Les regards et les remarques à peine voilées, l’obligation de faire attention au choix du lieu pour pouvoir partager un thé et une cigarette sans que Madame ne se fasse dévisager comme une femme de petite vertu.

Les regards clairement concupiscents sur Petite Demoiselle et son amie par des mecs de 50 ans alors qu’elles en ont à peine 10.

Comme nous l’a dit un commerçant syrien avec qui nous avons sympathisé un soir : les égyptiens sont adorables tant que tu n’as aucun lien d’argent ou de business avec eux.

En même temps notre vision est biaisée par la vie au Liban, l’ouverture d’esprit, la culture, l’éducation que l’on trouve ici et qui, de l’aveu même de plusieurs égyptiens de milieux différents, fait cruellement défaut là-bas.

L’oppression due à la foule, à la densité de monde partout et tout le temps.
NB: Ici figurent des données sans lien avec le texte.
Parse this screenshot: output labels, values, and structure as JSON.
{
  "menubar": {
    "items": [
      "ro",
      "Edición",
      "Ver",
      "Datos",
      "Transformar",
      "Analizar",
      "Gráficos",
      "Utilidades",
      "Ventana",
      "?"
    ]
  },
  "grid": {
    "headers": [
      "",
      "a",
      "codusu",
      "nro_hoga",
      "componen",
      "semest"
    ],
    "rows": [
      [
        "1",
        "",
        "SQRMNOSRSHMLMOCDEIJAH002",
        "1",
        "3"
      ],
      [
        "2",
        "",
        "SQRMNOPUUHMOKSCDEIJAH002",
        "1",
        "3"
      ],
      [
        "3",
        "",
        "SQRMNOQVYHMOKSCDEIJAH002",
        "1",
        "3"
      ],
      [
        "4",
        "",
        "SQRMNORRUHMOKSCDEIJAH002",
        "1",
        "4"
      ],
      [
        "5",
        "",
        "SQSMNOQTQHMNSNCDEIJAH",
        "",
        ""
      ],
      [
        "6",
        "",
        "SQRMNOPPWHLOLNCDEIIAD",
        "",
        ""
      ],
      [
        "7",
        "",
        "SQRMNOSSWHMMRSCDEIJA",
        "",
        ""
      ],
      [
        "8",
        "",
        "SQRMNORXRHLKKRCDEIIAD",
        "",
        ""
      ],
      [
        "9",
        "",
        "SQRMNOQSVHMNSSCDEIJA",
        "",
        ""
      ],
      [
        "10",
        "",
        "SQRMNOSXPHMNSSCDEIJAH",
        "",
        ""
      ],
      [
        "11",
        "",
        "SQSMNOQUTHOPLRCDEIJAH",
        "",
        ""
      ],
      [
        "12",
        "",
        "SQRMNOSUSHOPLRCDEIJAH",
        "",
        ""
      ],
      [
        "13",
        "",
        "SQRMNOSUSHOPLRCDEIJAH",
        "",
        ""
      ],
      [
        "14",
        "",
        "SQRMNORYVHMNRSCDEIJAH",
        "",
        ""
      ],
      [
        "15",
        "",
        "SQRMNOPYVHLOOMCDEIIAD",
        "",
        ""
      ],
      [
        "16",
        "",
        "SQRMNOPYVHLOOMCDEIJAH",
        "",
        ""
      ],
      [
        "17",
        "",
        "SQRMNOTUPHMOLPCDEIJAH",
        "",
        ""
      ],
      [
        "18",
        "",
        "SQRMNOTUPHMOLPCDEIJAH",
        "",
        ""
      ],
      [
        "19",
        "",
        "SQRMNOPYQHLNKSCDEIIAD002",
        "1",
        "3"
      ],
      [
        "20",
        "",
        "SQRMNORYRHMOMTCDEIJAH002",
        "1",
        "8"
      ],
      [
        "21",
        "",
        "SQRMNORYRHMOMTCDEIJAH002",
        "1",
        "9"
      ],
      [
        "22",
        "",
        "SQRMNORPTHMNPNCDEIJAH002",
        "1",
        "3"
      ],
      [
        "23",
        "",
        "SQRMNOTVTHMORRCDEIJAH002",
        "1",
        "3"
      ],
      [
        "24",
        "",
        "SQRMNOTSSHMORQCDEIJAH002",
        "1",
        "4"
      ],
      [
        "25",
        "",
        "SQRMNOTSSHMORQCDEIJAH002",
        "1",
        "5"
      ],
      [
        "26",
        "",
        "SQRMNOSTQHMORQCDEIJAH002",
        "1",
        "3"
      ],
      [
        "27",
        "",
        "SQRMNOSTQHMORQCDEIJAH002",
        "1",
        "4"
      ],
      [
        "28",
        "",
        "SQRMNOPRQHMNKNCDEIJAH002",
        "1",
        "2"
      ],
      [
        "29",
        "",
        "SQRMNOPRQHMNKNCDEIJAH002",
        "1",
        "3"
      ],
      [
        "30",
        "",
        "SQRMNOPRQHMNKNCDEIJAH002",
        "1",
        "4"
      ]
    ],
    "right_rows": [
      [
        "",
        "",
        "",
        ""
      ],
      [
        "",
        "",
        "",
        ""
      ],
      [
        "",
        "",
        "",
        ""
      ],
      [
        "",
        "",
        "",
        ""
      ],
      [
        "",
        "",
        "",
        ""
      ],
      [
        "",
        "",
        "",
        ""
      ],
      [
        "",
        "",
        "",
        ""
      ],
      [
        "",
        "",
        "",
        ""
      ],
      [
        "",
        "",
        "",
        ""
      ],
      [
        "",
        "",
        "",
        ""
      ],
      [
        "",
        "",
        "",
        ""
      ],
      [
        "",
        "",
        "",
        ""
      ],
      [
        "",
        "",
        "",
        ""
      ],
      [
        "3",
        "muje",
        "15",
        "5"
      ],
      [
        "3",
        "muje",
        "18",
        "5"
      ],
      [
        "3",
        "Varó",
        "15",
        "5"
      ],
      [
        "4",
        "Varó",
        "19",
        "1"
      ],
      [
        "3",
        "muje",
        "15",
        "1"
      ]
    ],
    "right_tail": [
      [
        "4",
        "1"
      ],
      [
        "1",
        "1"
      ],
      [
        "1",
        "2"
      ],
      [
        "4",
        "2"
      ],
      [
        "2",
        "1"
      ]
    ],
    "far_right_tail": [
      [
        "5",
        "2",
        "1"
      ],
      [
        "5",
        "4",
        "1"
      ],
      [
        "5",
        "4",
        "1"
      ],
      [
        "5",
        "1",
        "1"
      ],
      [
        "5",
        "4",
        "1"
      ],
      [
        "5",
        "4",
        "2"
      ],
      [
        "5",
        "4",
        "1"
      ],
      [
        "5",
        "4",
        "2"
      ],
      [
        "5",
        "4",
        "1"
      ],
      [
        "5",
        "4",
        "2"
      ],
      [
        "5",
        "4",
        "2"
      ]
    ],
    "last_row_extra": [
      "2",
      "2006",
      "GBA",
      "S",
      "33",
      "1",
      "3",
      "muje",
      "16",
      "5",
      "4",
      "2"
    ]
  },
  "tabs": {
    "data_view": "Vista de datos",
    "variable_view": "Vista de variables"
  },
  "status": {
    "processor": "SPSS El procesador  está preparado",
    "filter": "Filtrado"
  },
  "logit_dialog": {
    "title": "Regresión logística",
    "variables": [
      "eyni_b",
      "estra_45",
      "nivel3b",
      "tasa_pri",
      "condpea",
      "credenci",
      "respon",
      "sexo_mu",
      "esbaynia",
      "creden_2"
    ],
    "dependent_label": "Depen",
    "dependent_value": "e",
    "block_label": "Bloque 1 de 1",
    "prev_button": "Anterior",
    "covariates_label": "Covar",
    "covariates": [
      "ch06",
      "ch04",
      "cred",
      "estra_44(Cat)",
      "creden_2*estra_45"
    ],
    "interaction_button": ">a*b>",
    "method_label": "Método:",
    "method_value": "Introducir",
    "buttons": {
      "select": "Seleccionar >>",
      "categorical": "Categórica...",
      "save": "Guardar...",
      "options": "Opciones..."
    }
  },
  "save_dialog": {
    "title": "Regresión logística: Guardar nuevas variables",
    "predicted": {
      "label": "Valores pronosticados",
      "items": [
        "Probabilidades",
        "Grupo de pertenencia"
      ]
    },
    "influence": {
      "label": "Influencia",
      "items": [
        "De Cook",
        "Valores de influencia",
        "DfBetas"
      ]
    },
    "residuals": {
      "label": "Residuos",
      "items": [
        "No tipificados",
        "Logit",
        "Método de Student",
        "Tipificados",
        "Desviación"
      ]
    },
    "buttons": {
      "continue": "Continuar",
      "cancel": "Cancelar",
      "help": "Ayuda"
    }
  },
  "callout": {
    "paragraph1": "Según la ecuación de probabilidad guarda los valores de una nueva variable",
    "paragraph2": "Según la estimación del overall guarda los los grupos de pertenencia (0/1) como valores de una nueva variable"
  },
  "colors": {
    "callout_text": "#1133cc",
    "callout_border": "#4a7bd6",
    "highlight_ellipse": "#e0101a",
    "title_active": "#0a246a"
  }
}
Les incessantes pressions pour les pourboires qui donnent l’impression d’être des portes-monnaie sur pattes, l’obligation de vérifier sa monnaie, sa note au restaurant (ce qui n’est pas du tout nécessaire au Liban).

Des personnes simples et accessibles qui nous ont aidé à trouver notre chemin, des hommes comme des femmes qui ont échangé un sourire juste pour le plaisir, des rencontres charmantes (mention spéciale de Madame et de Petite Demoiselle aux femmes des wagons « lady only » du métro).

La première conclusion serait de dire que c’est un pays (enfin deux villes pour l’instant) à visiter et pas forcément à vivre. Peut-être que nos avis changeront lors du prochain voyage, ou du suivant, ou du suivant …

Conclusion finale : aucun regret, et expérience à faire, à refaire et à partager.